Problem
VCS driven workflows cannot be started in Terraform Enterprise, despite a successful deployment. New VCS-driven workspaces remain stuck in the "Parsing configuration" stage:
The workspace overview page displays the a "Configuration errored" error message with a SIC-001 error code.
The following error log from the archivist service is visible in the Terraform Enterprise logs,indicating that the configuration could not be uploaded to object storage.
{"component":"archivist","log":"{\"@level\":\"error\",
\"@message\":\"writing to archive store failed\",
\"@module\":\"archivist.server.http.upload\",
\\"failed uploading RequestID \\....\":
InvalidArgument: The encryption method specified is not supported\\n\\t
status code: 400,
request id: ....}
Cause
View error logs from the Archivist service in the terraform enterprise container with the following command.
docker exec -it <TFE_CONTAINER> bash -c "cat /var/log/terraform-enterprise/archivist.log | grep error"
The following error, InvalidArgument: The encryption method specified is not supported, will be present in the archivist logs.

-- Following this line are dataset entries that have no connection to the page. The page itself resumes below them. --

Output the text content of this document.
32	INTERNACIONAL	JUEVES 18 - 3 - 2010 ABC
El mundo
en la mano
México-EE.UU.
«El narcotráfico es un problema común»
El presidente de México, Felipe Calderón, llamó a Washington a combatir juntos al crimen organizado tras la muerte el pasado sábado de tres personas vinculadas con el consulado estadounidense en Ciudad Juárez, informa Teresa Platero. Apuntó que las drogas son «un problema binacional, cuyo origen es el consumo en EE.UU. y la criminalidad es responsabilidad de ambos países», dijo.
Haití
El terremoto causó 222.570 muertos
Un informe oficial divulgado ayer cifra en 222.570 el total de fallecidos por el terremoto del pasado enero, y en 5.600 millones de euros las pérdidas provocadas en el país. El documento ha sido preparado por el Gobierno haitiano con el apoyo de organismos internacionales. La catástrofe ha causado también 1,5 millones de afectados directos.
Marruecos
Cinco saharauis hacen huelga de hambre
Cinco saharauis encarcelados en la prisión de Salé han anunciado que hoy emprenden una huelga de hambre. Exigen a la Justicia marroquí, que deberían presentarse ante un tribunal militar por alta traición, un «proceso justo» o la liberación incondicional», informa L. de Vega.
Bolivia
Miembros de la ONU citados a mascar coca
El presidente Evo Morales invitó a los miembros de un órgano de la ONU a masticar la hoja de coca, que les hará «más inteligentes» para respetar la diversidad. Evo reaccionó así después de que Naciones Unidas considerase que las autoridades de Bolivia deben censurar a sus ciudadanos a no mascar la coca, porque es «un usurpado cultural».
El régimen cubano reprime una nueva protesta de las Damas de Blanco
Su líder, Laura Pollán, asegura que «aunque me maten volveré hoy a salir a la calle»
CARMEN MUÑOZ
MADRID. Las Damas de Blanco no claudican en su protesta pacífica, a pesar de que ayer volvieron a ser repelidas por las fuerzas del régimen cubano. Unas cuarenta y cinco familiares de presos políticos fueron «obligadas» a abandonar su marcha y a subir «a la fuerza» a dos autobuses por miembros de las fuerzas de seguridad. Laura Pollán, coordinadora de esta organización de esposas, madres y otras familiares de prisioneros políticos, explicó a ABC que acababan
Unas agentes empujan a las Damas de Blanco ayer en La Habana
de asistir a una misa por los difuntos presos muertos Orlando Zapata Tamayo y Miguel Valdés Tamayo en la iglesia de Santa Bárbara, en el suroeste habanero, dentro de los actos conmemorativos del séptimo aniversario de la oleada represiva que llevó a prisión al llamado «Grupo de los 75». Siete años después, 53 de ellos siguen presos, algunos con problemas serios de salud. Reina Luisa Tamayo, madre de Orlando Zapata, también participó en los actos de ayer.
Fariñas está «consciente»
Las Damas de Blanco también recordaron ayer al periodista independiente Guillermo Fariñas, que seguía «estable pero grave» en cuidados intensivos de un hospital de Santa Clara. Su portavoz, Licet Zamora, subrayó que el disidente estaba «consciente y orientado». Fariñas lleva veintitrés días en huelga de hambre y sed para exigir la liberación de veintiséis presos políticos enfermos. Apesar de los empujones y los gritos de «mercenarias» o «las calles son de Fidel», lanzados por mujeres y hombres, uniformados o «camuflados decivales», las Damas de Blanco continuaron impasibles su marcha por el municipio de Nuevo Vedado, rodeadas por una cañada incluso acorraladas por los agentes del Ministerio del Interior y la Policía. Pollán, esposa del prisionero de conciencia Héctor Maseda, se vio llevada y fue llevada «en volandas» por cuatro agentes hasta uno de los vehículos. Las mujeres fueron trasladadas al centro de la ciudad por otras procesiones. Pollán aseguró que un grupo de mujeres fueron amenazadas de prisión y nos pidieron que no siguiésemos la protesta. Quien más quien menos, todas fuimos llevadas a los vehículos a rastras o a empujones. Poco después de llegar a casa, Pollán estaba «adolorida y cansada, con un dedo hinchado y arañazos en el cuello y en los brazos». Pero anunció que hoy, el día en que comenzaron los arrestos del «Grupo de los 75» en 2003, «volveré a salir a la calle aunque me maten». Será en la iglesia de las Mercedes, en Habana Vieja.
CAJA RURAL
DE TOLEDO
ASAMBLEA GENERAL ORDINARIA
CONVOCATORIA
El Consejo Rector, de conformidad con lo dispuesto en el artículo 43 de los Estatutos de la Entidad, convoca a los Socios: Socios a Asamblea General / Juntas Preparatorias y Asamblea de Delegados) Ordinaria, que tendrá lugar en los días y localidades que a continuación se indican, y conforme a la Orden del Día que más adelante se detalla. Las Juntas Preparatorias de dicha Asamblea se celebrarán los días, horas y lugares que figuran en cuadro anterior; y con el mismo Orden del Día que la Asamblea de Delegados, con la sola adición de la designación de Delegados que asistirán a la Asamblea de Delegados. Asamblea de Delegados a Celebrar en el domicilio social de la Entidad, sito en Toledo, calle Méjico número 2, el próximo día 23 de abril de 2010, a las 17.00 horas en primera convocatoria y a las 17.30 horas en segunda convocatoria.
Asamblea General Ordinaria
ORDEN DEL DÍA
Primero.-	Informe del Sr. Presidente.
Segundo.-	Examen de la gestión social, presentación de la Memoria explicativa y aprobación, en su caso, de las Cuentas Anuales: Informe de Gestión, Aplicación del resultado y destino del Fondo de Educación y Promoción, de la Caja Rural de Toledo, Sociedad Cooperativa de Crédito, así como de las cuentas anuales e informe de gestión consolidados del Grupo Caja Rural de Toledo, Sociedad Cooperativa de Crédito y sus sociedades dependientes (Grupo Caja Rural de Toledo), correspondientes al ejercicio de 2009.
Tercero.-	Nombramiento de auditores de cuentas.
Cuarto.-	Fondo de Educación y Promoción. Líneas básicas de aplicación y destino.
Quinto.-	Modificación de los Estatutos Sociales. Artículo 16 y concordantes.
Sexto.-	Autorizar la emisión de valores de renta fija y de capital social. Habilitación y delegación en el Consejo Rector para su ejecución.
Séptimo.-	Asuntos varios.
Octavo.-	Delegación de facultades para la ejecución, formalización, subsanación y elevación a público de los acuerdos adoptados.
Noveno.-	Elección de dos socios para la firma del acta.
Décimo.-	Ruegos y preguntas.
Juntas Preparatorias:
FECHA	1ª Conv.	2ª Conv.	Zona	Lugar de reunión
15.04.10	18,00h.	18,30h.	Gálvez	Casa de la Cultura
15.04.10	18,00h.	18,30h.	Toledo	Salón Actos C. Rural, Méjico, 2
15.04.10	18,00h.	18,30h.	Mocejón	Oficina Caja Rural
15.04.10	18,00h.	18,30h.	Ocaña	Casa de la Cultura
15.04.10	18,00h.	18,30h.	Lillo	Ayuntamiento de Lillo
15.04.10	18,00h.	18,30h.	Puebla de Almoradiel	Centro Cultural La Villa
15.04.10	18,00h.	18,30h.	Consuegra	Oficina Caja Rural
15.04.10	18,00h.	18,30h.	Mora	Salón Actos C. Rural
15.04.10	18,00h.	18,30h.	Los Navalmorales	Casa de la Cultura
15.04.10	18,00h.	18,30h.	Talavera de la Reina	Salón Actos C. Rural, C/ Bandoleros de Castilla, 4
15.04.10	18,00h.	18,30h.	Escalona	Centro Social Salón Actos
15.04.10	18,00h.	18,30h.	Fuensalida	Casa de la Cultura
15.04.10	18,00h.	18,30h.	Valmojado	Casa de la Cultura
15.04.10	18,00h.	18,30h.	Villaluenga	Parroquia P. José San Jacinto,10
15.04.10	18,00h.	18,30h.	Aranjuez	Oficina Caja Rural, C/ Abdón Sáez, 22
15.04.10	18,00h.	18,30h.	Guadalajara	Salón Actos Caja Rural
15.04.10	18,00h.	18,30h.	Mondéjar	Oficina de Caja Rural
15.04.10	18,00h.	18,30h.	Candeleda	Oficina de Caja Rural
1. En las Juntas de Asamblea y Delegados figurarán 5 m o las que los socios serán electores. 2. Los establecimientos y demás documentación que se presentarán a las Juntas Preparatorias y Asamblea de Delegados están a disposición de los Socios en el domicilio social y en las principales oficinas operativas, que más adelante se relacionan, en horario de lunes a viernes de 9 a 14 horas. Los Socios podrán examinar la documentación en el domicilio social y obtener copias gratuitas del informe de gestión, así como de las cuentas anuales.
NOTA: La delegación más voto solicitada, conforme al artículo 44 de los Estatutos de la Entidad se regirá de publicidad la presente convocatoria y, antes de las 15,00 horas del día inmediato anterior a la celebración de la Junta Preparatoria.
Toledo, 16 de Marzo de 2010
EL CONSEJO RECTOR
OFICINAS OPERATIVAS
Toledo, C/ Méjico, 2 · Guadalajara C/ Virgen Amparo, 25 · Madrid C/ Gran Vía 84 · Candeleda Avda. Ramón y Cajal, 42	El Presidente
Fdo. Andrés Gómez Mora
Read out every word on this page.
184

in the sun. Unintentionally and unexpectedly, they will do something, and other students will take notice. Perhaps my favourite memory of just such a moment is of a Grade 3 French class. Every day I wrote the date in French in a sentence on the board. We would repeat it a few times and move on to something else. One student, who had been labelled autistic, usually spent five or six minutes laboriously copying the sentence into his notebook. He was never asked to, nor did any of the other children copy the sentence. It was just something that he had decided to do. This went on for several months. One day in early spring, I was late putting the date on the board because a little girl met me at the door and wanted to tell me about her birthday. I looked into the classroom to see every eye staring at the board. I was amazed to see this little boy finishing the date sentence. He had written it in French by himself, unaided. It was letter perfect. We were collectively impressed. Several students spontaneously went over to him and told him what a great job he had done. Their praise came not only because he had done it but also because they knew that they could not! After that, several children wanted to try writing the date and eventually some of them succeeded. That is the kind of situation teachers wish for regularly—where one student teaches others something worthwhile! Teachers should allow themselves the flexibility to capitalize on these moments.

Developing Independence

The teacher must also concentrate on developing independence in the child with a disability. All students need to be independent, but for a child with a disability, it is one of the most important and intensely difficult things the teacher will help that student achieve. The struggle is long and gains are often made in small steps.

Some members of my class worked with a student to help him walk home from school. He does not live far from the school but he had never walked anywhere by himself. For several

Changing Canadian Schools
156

{"component":"archivist","log":"{"@level":"error",
"@message":"writing to archive store failed",
"@module":"archivist.server.http.upload",
\"failed uploading RequestID \....":
InvalidArgument: The encryption method specified is not supported\n\t
status code: 400,
request id: ....}
The root cause is a misconfiguration in the TFE_OBJECT_STORAGE_S3_SERVER_SIDE_ENCRYPTION setting in the Terraform Enterprise configuration.
The TFE_OBJECT_STORAGE_S3_SERVER_SIDE_ENCRYPTION setting accepts only two values, AES256 and aws:kms. Any other value will result in the error The encryption method specified is not supported as shown above.
Solution
- Review the value of the TFE_OBJECT_STORAGE_S3_SERVER_SIDE_ENCRYPTION environment variable in the Terraform Enterprise settings and correct any wrong values.
- Redeploy Terraform Enterprise with the updated configuration.
- Reattempt to create a VCS driven workspace.